|Berlin: Twenty Years Beyond the Wall|
Nearly two decades since the Iron Curtain opened, this metropolis of 3.4 million embraces modern life on the cutting edge. The city’s free-spirited ambiance is flush with constant change and an exciting appeal for visitors.
While no longer physically split into two halves, the two cultural Berlins provide an exciting venue for those who enjoy urban life, culture, music, and a buzzing, cosmopolitan environment. Rarely have I visited a city with so much to offer — and at such a good value. Not only is Berlin one of the most inexpensive European capitals but also one of the most vibrant ones.
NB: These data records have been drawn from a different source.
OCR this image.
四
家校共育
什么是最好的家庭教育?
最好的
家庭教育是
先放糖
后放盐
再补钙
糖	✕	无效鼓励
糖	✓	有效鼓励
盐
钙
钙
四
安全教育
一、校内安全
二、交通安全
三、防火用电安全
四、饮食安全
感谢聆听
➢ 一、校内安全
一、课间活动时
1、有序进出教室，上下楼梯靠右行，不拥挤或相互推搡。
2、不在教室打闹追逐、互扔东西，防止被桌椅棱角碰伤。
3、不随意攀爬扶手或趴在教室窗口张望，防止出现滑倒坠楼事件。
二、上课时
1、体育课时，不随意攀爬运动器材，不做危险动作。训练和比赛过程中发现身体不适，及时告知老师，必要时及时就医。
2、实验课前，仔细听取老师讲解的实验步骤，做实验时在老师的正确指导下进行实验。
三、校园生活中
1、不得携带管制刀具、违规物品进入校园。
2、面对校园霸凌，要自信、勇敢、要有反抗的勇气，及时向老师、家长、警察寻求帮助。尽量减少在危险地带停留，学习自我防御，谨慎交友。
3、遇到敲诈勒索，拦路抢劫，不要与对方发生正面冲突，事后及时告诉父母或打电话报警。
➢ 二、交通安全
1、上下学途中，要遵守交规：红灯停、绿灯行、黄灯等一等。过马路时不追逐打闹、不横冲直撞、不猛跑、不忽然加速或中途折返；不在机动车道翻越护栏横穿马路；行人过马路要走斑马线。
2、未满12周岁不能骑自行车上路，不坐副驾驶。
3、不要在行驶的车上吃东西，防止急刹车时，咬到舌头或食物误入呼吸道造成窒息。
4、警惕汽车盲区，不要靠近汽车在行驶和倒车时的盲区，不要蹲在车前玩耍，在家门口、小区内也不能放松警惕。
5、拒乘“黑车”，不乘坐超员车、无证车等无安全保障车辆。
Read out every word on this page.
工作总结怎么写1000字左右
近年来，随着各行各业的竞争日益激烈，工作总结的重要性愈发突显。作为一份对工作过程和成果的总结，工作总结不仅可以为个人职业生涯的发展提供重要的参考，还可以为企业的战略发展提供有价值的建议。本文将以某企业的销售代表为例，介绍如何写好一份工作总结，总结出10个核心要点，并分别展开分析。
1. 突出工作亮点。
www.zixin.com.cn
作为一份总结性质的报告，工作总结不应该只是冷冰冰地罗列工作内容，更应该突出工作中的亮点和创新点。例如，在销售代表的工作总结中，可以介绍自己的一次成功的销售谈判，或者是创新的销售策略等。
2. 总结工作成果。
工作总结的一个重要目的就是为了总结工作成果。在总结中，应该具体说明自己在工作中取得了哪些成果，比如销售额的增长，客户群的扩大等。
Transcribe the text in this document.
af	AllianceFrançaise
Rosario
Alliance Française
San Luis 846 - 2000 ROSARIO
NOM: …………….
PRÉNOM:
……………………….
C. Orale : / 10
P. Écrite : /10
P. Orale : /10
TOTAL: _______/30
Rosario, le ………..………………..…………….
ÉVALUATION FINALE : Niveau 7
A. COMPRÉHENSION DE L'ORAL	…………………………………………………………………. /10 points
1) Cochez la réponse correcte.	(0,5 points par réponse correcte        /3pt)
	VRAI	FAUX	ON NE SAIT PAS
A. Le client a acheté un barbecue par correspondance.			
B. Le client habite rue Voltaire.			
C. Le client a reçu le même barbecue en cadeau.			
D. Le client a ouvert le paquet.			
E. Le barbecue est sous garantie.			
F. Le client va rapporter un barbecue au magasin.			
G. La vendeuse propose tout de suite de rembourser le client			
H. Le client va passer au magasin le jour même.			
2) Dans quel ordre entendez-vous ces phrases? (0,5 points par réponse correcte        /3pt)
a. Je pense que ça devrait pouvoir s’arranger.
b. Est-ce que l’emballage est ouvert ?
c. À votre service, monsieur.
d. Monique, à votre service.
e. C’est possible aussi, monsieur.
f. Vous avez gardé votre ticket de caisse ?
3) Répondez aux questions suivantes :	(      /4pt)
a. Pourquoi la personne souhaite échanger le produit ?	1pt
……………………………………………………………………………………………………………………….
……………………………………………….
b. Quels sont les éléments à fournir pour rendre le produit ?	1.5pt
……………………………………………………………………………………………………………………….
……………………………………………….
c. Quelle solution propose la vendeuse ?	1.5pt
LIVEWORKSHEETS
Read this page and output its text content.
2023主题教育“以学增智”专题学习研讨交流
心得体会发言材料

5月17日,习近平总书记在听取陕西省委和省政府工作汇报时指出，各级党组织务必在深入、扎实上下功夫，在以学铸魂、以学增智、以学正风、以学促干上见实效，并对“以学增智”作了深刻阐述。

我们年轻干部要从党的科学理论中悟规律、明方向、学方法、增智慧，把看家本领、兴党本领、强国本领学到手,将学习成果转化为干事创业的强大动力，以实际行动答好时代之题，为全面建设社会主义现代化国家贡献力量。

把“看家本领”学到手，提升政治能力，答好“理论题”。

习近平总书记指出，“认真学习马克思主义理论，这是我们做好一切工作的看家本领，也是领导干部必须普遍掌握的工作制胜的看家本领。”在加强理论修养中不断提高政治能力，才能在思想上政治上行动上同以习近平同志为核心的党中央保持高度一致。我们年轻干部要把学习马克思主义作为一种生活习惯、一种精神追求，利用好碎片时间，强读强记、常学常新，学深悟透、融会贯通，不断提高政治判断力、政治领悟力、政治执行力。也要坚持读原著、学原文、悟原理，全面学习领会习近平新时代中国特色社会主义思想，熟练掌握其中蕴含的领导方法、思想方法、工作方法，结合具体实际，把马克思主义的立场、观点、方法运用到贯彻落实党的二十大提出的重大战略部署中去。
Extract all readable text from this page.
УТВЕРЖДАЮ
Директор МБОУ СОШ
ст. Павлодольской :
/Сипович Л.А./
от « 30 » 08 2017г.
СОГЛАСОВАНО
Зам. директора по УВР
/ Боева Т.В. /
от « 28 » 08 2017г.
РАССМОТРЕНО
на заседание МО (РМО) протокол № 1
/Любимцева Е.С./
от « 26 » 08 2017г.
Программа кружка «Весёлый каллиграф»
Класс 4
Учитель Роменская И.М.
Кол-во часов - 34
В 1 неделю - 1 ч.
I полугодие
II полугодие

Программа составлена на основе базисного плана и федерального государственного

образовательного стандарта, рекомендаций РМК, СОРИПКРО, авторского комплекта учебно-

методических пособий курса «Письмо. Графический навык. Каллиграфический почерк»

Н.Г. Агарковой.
Almost entirely rebuilt since World War II, Berlin has evolved into a global focal point for young individuals and artists attracted by a liberal lifestyle and a modern worldview. Recognized for its festivals, diverse architecture, nightlife, contemporary arts and a high quality of life, the German capital is the third-leading tourism destination in Europe because it offers so much to see and do.
With impressive architecture and a plethora of museums, educational institutions, and events covering everything under the sun, Berlin rightly deserves the title zeitgeist metropolis. The city has a diverse art scene, and is home to around 420 art galleries.
In recent years, Berlin has become a mecca for the young people who drive trends in fashion and the arts. “Berlin is very liberal and cosmopolitan,” says Uta Von Dietze, director of sales at Hotel Concorde Berlin. “There are 15,000 Americans living here as well as many other nationalities, so it’s a very mixed community.”
Young Germans and international artists continue to settle in the city, and Berlin has established itself as a center of youth and popular culture in Europe. Signs of this expanding role was the 2003 announcement that the annual Popkomm, Europe’s largest music industry convention, would move to Berlin, and shortly thereafter, MTV also decided to move its European headquarters and main studios to Berlin.
Moreover, Berlin is easy on the pocketbook. “You get a lot for your money in terms of accommodations, food and entertainment,” Von Dietze says. “Theater tickets are an exceptional value, and you can dine for nothing. I took four people to eat at one of my favorite restaurants. Including drinks, the bill came to about 25 euros. I was almost embarrassed that it cost so little.”